Artists as citizens: what is our responsibility for audience safety?

There have been several times throughout this process when issues of safety came up for audience members. On numerous occasions, audience members cried during post-show discussions and once two women got into a heated argument because both were triggered by material in the show. Thus, the question of ethics has been an ongoing inquiry.

My vision as a theater artist is akin to that of hosting a dinner party. I have invited audience members to be guests in my artistic home and, as such, I feel I do have a responsibility to do my best to create a safe space. I have also had enough experience in groups and in life to know that guaranteeing safety is not something anybody can do. Because art is designed to probe the human experience deeply, it’s bound to stir up strong emotions in people, especially when the topic is something as potent as mental health. When thinking about my ethical responsibility, therefore, I began thinking in terms of creating a container with soft yet durable sides to hold and support whatever reactions audience members had. This continues to evolve.

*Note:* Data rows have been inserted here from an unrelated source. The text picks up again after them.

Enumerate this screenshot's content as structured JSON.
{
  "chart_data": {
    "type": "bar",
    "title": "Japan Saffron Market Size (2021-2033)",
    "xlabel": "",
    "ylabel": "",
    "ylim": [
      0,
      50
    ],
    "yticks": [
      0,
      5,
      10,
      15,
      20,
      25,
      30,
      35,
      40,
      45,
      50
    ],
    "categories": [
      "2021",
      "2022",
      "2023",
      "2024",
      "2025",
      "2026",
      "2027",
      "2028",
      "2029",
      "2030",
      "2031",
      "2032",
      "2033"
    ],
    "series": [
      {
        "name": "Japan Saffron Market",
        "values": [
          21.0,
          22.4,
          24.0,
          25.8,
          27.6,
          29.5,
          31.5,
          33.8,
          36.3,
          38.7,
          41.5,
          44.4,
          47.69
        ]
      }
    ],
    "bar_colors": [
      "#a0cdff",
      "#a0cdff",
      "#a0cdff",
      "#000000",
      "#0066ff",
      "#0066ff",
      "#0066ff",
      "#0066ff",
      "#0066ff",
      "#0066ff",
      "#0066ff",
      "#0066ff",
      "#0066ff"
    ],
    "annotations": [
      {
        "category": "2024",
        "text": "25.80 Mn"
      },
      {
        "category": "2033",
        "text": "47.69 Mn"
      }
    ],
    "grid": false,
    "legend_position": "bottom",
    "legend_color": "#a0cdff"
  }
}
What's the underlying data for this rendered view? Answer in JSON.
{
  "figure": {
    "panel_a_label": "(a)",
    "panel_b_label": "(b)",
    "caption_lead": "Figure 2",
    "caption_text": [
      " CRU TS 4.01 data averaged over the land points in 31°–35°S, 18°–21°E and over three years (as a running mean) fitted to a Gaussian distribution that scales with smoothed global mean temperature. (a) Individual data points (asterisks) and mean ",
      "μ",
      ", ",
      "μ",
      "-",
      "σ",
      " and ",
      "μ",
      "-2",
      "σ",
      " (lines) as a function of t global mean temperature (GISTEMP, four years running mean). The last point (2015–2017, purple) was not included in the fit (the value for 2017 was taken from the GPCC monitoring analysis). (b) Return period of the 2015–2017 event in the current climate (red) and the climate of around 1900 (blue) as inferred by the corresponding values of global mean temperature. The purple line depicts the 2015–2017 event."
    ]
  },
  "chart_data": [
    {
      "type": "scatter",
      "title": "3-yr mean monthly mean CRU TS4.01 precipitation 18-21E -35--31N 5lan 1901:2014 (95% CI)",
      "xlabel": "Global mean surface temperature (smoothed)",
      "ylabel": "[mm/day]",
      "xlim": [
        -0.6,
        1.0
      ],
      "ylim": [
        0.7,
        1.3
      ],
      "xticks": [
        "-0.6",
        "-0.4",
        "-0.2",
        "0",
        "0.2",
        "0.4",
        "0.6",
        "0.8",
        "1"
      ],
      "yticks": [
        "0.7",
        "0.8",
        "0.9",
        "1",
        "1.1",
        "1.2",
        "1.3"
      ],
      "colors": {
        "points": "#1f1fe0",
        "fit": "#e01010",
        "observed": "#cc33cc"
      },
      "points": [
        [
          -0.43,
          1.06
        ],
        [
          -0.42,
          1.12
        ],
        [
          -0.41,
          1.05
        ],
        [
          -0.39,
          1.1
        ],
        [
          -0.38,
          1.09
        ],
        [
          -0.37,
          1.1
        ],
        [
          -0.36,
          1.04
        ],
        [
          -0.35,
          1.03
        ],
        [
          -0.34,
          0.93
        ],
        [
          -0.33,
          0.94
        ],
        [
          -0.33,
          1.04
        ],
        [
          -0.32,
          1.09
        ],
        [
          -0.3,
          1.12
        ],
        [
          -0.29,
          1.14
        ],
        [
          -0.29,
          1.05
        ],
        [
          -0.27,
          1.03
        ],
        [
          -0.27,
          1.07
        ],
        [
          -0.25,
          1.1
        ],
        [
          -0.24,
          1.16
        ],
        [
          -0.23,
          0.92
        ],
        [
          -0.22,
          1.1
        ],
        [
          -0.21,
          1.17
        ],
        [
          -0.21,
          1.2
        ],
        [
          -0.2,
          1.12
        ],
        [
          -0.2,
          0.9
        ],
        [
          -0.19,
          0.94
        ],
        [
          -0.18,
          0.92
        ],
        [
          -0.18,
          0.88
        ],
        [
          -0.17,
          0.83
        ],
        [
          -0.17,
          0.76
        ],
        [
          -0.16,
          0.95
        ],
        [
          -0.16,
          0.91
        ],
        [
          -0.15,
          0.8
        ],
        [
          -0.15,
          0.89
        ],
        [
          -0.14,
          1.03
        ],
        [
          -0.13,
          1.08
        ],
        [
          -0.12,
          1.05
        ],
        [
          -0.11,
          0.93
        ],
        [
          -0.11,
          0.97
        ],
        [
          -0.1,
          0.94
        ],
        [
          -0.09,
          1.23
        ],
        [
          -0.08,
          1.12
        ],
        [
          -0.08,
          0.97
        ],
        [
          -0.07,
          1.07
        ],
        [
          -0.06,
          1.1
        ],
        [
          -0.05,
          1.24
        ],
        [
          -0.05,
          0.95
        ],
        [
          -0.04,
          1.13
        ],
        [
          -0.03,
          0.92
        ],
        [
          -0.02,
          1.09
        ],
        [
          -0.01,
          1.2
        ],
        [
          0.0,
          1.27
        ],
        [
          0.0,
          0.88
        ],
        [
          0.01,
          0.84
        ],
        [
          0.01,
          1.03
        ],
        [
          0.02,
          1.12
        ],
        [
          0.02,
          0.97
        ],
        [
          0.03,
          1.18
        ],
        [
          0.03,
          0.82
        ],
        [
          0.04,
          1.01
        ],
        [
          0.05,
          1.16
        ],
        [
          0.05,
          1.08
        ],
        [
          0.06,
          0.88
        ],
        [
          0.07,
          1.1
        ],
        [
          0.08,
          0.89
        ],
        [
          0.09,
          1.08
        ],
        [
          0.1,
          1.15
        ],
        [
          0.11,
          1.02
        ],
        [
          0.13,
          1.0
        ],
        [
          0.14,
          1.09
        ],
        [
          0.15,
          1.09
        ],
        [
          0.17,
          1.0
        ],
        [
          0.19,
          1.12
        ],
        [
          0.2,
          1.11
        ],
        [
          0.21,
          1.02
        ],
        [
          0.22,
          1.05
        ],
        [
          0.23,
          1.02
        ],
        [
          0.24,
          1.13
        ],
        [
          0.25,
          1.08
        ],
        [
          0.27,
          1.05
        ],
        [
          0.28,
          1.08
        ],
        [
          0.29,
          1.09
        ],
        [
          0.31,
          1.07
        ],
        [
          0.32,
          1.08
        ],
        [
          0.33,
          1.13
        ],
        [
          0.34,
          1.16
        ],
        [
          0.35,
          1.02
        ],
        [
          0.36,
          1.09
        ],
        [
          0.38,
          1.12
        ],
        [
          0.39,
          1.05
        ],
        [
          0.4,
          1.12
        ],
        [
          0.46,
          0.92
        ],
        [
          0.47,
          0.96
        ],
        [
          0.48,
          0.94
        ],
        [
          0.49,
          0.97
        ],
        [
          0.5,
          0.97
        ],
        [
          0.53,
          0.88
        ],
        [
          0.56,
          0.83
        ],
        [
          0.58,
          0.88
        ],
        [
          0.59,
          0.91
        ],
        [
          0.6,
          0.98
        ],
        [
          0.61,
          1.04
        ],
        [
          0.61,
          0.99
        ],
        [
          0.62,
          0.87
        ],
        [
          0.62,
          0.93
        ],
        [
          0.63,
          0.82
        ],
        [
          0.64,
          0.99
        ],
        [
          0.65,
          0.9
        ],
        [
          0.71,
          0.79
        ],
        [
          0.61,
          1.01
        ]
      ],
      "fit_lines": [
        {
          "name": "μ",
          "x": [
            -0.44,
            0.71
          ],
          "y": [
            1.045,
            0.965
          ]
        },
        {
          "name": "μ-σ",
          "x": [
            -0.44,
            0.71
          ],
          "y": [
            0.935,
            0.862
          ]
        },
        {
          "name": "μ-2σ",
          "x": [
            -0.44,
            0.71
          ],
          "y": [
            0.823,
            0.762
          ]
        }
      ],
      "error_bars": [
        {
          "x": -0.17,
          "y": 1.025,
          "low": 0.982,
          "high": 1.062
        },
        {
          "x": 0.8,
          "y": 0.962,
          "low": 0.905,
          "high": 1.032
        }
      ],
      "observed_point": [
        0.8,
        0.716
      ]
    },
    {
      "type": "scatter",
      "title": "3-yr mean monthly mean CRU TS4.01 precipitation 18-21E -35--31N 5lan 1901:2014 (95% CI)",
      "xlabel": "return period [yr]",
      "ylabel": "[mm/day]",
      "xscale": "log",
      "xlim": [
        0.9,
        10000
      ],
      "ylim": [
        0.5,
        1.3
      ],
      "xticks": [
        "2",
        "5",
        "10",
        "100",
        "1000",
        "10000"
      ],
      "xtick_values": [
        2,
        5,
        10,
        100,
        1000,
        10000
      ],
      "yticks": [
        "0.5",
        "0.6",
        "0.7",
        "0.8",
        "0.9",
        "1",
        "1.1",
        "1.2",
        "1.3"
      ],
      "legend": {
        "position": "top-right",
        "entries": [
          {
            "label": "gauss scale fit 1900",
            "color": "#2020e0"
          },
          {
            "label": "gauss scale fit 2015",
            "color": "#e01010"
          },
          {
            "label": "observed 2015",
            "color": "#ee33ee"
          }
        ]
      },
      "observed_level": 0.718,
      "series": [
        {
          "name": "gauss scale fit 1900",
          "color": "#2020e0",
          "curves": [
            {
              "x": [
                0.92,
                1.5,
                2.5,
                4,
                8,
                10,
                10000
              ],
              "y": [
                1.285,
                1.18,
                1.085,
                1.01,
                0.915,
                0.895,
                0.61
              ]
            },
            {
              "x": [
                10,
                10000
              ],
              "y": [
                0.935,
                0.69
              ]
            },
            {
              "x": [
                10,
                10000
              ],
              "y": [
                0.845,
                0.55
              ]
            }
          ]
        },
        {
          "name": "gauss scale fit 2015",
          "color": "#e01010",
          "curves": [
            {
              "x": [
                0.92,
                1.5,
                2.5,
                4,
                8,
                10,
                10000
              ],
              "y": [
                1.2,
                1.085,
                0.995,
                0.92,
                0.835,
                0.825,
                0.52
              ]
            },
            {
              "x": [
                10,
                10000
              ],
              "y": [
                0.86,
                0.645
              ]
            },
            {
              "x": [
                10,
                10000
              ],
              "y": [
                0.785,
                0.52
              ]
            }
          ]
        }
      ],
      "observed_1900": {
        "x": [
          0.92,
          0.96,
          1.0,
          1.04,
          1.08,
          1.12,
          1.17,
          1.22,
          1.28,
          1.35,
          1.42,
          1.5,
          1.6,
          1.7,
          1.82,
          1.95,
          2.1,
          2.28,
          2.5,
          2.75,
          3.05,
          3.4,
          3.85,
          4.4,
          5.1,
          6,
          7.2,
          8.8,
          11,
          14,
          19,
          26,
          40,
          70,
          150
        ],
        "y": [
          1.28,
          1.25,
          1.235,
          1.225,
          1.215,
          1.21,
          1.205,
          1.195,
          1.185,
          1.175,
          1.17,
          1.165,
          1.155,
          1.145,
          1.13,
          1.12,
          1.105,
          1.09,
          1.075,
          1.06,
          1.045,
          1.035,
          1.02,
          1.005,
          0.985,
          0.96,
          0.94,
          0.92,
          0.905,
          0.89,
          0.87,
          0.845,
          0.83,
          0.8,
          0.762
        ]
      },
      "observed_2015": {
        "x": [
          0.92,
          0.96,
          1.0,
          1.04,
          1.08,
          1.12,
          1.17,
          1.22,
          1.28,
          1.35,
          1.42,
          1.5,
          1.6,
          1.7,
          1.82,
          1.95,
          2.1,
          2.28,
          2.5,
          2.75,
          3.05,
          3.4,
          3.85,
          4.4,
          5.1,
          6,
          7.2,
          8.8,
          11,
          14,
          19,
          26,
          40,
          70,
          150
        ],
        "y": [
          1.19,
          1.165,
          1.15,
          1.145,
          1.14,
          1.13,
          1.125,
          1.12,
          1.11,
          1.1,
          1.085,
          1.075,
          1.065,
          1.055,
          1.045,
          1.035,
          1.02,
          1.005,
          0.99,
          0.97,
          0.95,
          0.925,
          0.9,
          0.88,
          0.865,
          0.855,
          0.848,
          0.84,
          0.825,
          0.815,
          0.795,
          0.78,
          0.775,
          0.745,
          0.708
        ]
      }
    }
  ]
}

After the first few shows, I heard from audience members that the material was upsetting and that they hadn’t had enough information to decide whether or not they wanted to “go there” via seeing the performance. I experimented with a warning sign posted at the box office: “Warning: this performance contains sensitive material about mental illness.” I ended up deciding not to use the sign after a few performances and people reporting feeling confused about the sign and afterwards, telling me they did not feel it was necessary.

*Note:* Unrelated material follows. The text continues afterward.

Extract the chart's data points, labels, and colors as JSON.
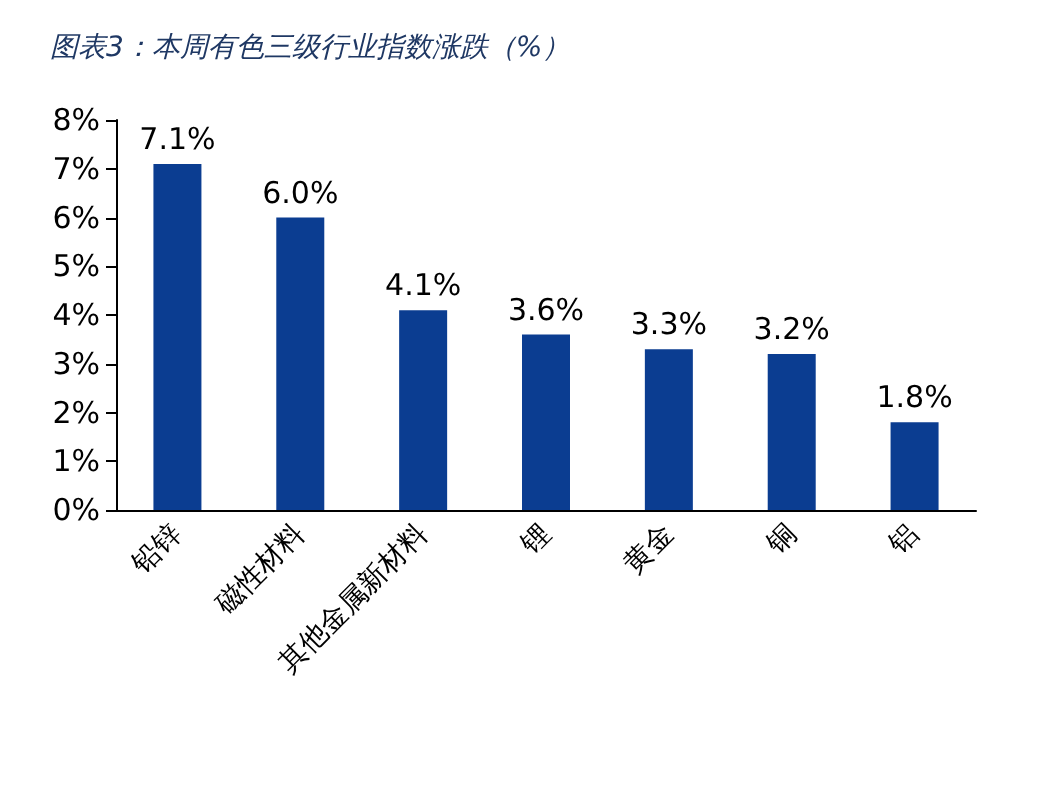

As another way to help create a container, I decided to utilize the convention of the program to communicate to each audience directly. Instead of the traditional booklet format, I used a letter format instead, complete with greeting (“Dear UVM Medical School students” or “Dear Coaching Center members.”) I made sure that the program notes were tailored specifically to each audience so that it was more likely they would sense my desire to connect with who and where they were rather than simply a generic audience-something that is important in creating healthy relationships. I also included my email address as a way of inviting further conversation or processing.

 

Conclusion

Crazy: One Woman’s Search for Sanity has been a catalyst for community connection around anxiety and depression as social issues. As the artist, I attribute the piece’s success to approaching it as a conversation. The project continues to unfold; two new branches of the project are creative workshops for junior high and high school students and a “creativity and wellness” curriculum that can be used for prevention or recovery groups. These projects came directly out of comments and questions posed by audience members. I hope to encourage others to support their personal challenges by engaging their strengths to make changes in their communities.